Während auticon noch als klassisches For-Profit-Unternehmen aufgestellt ist, agiert Diversion als gemeinnützige GmbH. Das machte es auch schwieriger, um echtes Seed-Investment zu finden. „Viel stärker als bei klassischen Start-Ups mögen es Impact-Investoren, erste Umsätze und Strukturen bei Social Start-Ups zu sehen. Das macht es viel schwieriger, Venture Capital einzutreiben.“
Ein Idealist, der gerne neue Wege ausprobiert
Aber Dirk wäre nicht Dirk, wenn er nicht auch hierfür eine Idee hätte. Mit Companisto, einer Crowdinvestment-Plattform, hat er den passenden Partner gefunden, um Diversicon 2017 zu starten. „Das war eine ziemlich unorthodoxe Lösung: Wir sind das erste Social Business, dass per Companisto finanziert wird.“ Innerhalb von 5 Wochen hatte Diversion 500.000 Euro eingesammelt. 641 Personen sind nun investiert – zum Teil sogar einige Investmentfonds. „Zum Glück haben nicht alle meine direkte Durchwahl…“lacht Dirk. „Diese Investment Strategie hat auf der einen Seite einen großen Vorteil, weil man so eine breite Masse an Investoren erreicht. Auf der anderen Seite muss man in diesem Fall auch die Admin-Kosten miteinberechnen, die mit einem solchen Investment einhergehen und zusätzlich zum eingesammelten Geld hinzukommen.“
Dirk habe ich im Café Hardenberg getroffen – lies hier die Bewertung.
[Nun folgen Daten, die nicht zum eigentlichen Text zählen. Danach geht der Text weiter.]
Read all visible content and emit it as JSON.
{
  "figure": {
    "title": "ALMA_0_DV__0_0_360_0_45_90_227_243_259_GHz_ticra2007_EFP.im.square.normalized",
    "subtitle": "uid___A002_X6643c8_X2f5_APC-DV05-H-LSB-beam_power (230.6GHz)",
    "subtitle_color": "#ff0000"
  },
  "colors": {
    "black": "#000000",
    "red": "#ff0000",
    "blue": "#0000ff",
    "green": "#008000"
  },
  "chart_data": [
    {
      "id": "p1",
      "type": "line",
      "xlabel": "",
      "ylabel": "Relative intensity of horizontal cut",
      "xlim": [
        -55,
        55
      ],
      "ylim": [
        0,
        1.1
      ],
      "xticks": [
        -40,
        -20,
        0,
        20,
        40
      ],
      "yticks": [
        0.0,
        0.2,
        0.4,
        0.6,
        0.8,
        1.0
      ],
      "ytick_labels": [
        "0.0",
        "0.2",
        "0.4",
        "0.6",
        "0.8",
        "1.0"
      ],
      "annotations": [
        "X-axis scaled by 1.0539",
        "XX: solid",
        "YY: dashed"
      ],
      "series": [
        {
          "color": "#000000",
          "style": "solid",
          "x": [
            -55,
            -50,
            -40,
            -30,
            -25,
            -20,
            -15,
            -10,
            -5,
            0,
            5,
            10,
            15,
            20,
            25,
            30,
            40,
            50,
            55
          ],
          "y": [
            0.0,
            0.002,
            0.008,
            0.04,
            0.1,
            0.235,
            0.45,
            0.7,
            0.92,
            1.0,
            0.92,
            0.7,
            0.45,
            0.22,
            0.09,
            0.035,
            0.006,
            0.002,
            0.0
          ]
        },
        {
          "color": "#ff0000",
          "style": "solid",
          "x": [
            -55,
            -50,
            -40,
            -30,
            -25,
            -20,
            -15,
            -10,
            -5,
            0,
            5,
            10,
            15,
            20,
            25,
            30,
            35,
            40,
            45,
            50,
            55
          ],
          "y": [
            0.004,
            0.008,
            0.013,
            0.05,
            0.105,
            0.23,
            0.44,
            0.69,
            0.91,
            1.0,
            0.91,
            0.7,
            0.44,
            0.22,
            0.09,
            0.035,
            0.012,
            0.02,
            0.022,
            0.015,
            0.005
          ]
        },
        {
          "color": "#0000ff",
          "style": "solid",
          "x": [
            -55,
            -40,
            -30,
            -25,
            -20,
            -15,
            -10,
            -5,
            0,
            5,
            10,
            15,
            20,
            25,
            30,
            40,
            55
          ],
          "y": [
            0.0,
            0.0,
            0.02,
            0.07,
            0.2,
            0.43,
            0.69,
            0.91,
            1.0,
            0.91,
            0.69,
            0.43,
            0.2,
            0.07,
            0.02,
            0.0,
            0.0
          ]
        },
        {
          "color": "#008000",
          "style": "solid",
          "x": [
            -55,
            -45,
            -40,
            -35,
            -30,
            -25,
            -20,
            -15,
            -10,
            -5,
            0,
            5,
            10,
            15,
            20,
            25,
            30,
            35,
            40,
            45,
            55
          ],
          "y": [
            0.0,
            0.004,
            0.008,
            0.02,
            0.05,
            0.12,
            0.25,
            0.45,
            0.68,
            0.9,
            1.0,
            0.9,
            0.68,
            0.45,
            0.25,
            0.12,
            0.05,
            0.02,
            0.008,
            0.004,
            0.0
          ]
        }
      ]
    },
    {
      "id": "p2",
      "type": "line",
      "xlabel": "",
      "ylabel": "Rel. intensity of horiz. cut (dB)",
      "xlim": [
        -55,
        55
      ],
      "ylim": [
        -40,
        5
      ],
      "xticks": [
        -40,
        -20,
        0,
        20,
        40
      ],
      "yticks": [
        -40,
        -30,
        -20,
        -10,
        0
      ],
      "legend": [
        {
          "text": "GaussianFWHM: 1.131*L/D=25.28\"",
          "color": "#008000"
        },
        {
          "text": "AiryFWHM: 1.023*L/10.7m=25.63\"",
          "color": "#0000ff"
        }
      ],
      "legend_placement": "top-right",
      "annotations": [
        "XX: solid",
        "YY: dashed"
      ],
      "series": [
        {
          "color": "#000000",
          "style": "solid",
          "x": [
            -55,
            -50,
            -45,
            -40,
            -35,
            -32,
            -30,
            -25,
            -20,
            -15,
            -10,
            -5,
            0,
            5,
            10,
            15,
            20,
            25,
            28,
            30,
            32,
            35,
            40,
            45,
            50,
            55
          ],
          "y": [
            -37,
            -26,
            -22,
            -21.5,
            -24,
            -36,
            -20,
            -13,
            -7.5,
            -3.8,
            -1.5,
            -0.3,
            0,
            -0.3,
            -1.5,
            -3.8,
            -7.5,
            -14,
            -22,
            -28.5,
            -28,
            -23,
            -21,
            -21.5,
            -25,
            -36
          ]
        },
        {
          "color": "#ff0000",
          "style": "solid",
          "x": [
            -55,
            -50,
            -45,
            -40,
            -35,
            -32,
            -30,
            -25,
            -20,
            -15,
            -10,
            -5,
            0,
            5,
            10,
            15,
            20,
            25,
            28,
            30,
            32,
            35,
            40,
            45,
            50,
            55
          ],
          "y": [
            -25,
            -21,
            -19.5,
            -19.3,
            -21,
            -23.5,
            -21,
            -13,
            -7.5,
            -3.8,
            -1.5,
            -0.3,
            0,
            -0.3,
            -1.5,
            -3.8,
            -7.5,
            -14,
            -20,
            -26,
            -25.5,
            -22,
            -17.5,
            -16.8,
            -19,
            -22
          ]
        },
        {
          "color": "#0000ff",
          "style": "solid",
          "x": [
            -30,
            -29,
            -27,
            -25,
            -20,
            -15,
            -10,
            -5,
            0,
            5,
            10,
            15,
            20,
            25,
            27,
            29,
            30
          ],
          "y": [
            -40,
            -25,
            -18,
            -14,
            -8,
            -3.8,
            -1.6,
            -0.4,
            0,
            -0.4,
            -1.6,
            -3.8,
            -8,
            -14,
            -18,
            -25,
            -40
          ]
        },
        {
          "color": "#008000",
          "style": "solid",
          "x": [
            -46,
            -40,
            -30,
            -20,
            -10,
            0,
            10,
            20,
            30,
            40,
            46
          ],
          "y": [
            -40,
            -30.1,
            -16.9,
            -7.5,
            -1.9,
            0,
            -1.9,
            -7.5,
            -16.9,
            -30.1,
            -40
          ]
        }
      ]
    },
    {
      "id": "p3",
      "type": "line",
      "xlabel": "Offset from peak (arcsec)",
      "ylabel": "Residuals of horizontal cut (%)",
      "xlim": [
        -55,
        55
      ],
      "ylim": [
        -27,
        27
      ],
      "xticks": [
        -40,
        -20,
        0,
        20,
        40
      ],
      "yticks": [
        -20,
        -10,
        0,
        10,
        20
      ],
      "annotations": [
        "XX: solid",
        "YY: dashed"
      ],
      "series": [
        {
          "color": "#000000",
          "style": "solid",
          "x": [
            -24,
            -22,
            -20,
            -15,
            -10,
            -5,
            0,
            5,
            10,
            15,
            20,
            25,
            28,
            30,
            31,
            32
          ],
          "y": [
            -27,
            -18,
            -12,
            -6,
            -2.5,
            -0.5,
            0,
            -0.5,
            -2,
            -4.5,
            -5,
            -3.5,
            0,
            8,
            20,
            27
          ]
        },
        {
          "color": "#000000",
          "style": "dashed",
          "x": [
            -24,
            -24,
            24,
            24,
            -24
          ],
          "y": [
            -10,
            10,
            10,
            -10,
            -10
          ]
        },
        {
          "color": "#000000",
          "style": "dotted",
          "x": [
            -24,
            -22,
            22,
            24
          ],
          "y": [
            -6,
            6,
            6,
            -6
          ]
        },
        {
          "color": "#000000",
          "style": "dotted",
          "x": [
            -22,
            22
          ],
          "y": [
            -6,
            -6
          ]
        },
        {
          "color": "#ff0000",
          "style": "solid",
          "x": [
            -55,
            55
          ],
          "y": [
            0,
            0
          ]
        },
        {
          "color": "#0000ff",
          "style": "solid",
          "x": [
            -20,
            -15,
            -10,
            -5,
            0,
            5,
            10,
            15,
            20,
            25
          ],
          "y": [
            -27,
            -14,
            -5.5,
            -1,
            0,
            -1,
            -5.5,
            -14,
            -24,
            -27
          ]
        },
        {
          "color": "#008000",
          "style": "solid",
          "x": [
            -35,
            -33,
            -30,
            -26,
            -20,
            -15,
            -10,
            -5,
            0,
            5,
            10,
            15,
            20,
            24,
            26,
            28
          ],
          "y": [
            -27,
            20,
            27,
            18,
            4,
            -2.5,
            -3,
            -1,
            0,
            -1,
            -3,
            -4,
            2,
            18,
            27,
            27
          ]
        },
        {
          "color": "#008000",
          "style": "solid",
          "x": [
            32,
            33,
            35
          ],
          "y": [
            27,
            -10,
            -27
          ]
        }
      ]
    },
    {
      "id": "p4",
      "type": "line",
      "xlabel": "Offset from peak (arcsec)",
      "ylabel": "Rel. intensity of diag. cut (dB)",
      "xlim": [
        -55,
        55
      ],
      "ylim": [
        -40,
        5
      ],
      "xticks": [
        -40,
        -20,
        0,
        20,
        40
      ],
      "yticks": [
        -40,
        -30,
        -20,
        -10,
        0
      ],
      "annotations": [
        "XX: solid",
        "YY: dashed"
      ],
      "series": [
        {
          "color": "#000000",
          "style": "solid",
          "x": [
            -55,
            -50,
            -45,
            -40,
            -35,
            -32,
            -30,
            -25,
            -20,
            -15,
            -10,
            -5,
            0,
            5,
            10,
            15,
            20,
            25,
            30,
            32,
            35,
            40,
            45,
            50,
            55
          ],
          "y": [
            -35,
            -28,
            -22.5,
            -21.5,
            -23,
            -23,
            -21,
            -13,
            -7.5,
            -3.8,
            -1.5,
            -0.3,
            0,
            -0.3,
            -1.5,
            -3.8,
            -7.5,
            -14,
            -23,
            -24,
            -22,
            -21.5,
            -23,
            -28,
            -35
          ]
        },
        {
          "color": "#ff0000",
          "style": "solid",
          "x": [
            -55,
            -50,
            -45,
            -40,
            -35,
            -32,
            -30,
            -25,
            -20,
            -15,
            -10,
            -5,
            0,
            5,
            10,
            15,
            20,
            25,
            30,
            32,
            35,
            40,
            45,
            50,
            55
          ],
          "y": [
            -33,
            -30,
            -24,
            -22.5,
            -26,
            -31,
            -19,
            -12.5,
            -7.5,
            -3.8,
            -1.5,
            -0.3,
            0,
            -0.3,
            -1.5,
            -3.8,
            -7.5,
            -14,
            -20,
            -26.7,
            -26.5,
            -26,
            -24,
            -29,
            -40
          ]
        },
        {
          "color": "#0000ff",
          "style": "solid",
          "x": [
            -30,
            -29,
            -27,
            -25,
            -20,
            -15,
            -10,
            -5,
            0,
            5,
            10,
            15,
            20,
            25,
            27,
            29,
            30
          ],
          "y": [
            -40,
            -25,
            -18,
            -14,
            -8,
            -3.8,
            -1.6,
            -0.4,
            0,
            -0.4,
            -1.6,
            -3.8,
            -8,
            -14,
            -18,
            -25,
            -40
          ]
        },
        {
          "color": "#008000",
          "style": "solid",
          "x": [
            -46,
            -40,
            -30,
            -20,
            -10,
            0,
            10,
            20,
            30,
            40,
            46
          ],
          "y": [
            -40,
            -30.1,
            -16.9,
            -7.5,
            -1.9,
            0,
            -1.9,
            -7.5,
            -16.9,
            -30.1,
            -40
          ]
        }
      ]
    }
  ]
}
Und in den nächsten Jahren? „Ich war gerade im Urlaub und habe über einige nächste Schritte nachgedacht. Die Idee wird sein, nicht nur Menschen im Autismus-Spektrum zu integrieren, sondern alle Menschen, die Schwierigkeiten haben, ihre Potentiale zu entfalten – beispielsweise Menschen mit ADHS. Aber das Konzept ist noch nicht fertig.“
Ist er ein Visionär? „Also, ich mag dieses Wort nicht. Es wird zu inflationär mit dem Begriff Visionär umgegangen. Ich halte mich selbst für einen kreativen, manchmal idealistischen Menschen, der gerne neue Wege ausprobiert.“ Wie auch immer wir ihn nennen wollen: Dirk ist jemand, der an seine Träume glaubt – und, vielleicht noch viel wichtiger, diese auch wirklich realisiert. Das kann ich Euch sagen.